While kids are most vulnerable, adults are not safe from content addiction either. It’s challenging to interact with others in the real world when messages, emails, grocery apps, shopping, and more parts of daily life take place on phones and computers. Once my laptop is opened for a task, it’s too easy to fall deeper down the rabbithole. I happily purchase a set of single-use devices that physically restrict my access to the internet. Imagine a device hard-wired to only access email accounts and personal notes. Amazon’s Kindle product is useful for reading, but e-ink tablets for use cases such as ordering DoorDash and updating calendars have been well within the limits of affordability for years.

Your office closes after-hours. Why doesn’t your company-issued laptop simply turn off from 8pm-8am too? Software-defined constraints can force the rest that makes workers both happier and more productive. Again, this is trivial from a technological perspective. It is fully a problem of vision and coordination.

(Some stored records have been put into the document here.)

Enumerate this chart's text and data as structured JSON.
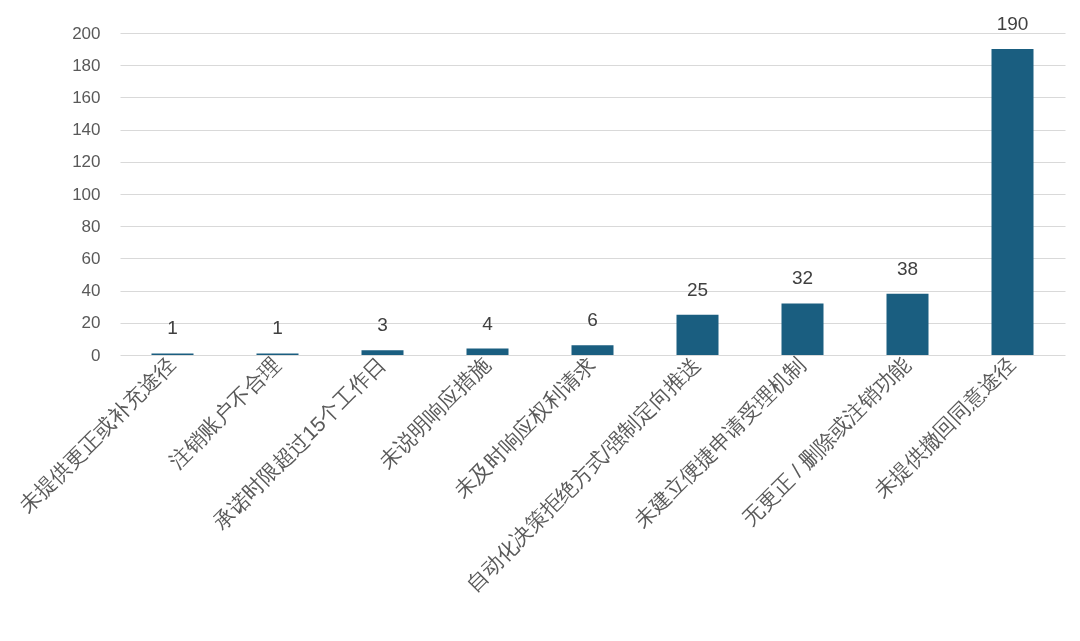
{
  "chart_data": {
    "type": "bar",
    "categories": [
      "未提供更正或补充途径",
      "注销账户不合理",
      "承诺时限超过15个工作日",
      "未说明响应措施",
      "未及时响应权利请求",
      "自动化决策拒绝方式/强制定向推送",
      "未建立便捷申请受理机制",
      "无更正 / 删除或注销功能",
      "未提供撤回同意途径"
    ],
    "values": [
      1,
      1,
      3,
      4,
      6,
      25,
      32,
      38,
      190
    ],
    "color": "#1a5e80",
    "ylim": [
      0,
      200
    ],
    "yticks": [
      0,
      20,
      40,
      60,
      80,
      100,
      120,
      140,
      160,
      180,
      200
    ],
    "grid": "y",
    "data_labels": true
  }
}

Think of this not as Ludditism. The internet is simply a tool to do what we want. Personal computers have been handy tools for half a century now, and a Cambrian Explosion of new devices more aligned with our psychology would free us to more easily live as we please.


There are a number of companies, including venture-backed Silicon Valley startups, working towards the problems mentioned above. But that is far from the only path. As noted in the beginning, the American civic tradition includes a rich mosaic of institutions. Non-profits, foundations, partnerships, corporations, and local governments can all find opportunity in the areas for American Statecraft discussed. Technology is not the bottleneck. Onwards!